Hint: Absolute temperature of a given sample of a gas is directly proportional to its total translational kinetic energy of its molecules according to kinetic interpretation of temperature.

Complete answer:
As we know that absolute temperature of a given sample of a gas is directly proportional to its total translational kinetic energy of its molecules.
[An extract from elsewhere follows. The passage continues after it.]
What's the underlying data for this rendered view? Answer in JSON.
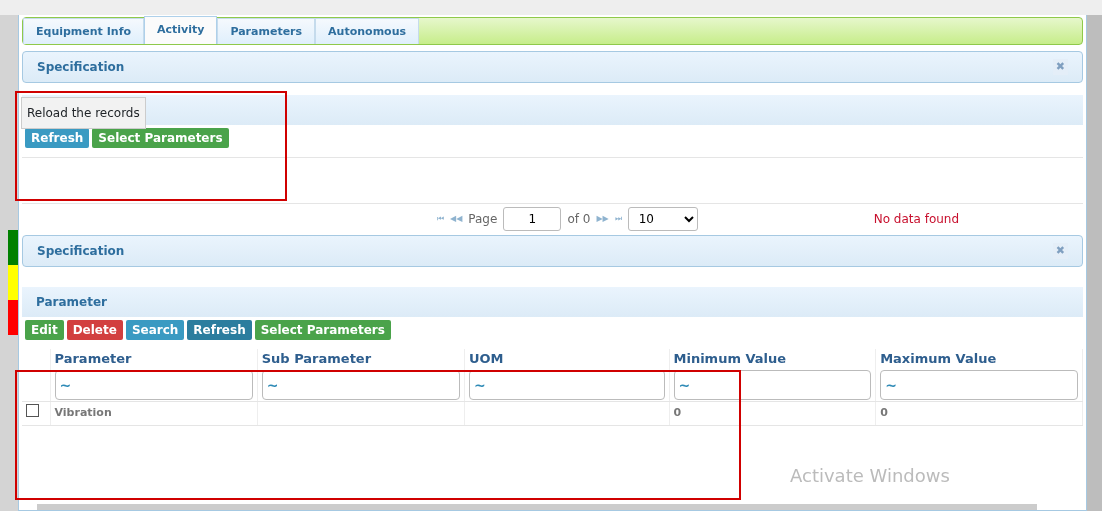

Hence any change in temperature of a gas will contribute to change in translational kinetic energy and vice-versa.
We are given the molar mass of monatomic gas as $m$ .
If the number of moles of gas is $n$ and change in absolute temperature is $\vartriangle t$ .
Then the mass of molecules is equal to $mn$ .
According to the situation we stop the container so the kinetic energy of the container will transfer in the form of translational kinetic energy to its molecules, thereby increment will occur in temperature.
Now we calculate the KE of the gas container.
$K.E = \dfrac{1}{2}\left( {Mass} \right){\left( {Velocity} \right)^2}$
KE of molecules due to initial velocity, $\dfrac{1}{2}\left( {mn} \right){\left( {{V_ \circ }} \right)^2}$ and it will be named as equation $1$
Now increase in translational KE of monoatomic gas, $\dfrac{3}{2}nR\vartriangle T$ and it will be named as equation $2$
Here $R$ is Universal gas constant, $\Delta T$ is change in absolute temperature, $n$ is number of moles of gas.
According to kinetic theory $Equation(1) = Equation(2)$ .
$ \Rightarrow \dfrac{1}{2}(mn){({v_0})^2} = \dfrac{3}{2}nR(\Delta T)$
After solving it, we get
$ \Rightarrow mn{({v_0})^2} = 3nR(\Delta T)$
Further solving more,
$ \Rightarrow m{v_0}^2 = 3R(\Delta T)$
We get
$ \Rightarrow \Delta T = \dfrac{{m{v_0}^2}}{{3R}}$
Hence the change in temperature of gas is $\dfrac{{m{v_0}^2}}{{3R}}$ .

So, option B is correct.

Note:
The Total energy of the system is conserved; neither we can produce energy nor we can destroy the energy; it only can change its form only. Here in this situation the Kinetic Energy of the system converts into heat that is also a form of Energy.